K-theory of Etesi C*-algebras
Igor V. Nikolaev
TL;DR
This work links smooth structures on 4-manifolds to operator algebra invariants by constructing the Etesi C*-algebra $\mathbb{E}_{\mathscr{M}}=C^*(G)$ with $G=\mathrm{Diff}(\mathscr{M})/\mathrm{Diff}_0(\mathscr{M})$ and showing it is a stationary AF-algebra. The K-theory of $\mathbb{E}_{\mathscr{M}}$ is encoded by the Handelman triple $(\Lambda,[\mathfrak{m}],K)$, where $K=\mathbf{Q}(\lambda_A)$ comes from the Perron–Frobenius eigenvalue of the stationary matrix, and the pair $(\Lambda,[\mathfrak{m}])$ captures Morita equivalence data.
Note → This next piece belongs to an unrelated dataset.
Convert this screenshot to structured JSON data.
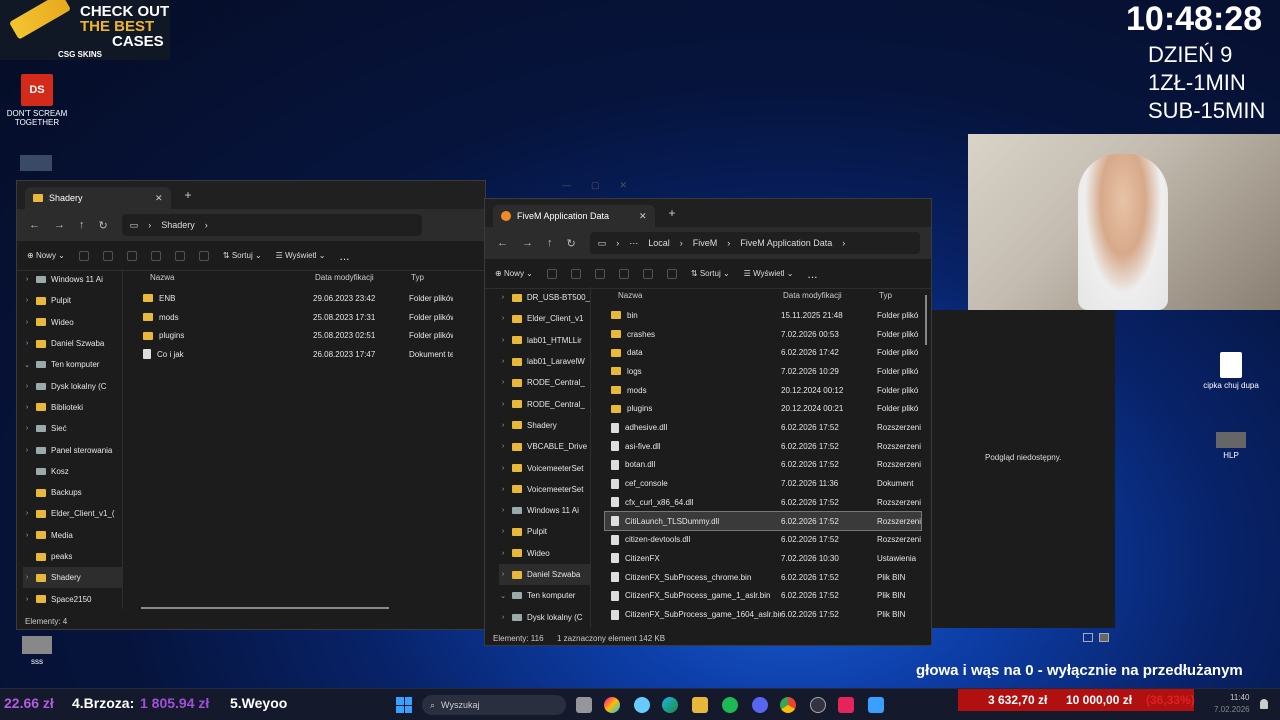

Gompf's Stable Diffeomorphism Theorem yields that all smoothings of a topological 4-manifold form a torsion abelian group isomorphic to the Brauer group $Br(K)$, providing a global invariant that classifies smooth structures within a homeomorphism class. The paper also establishes Morita invariance under connected sums, computes explicit examples (e.g., $\mathbb{E}_{S^2\times S^2}\cong M_4(\mathbf{C})$), and situates the smoothing classification in the framework of stationary AF-algebras and their K-theory, linking to a functor into division algebras via the Brauer group.
Abstract
We study the $C^*$-algebra $\mathbb{E}_{\mathscr{M}}$ of a smooth 4-dimensional manifold $\mathscr{M}$ introduced by Gábor Etesi. It is proved that the $\mathbb{E}_{\mathscr{M}}$ is a stationary AF-algebra. We calculate the topological and smooth invariants of $\mathscr{M}$ in terms of the K-theory of the $C^*$-algebra $\mathbb{E}_{\mathscr{M}}$. Using Gompf's Stable Diffeomorphism Theorem, it is shown that all smoothings of $\mathscr{M}$ form a torsion abelian group. The latter is isomorphic to the Brauer group of a number field associated to the K-theory of $\mathbb{E}_{\mathscr{M}}$.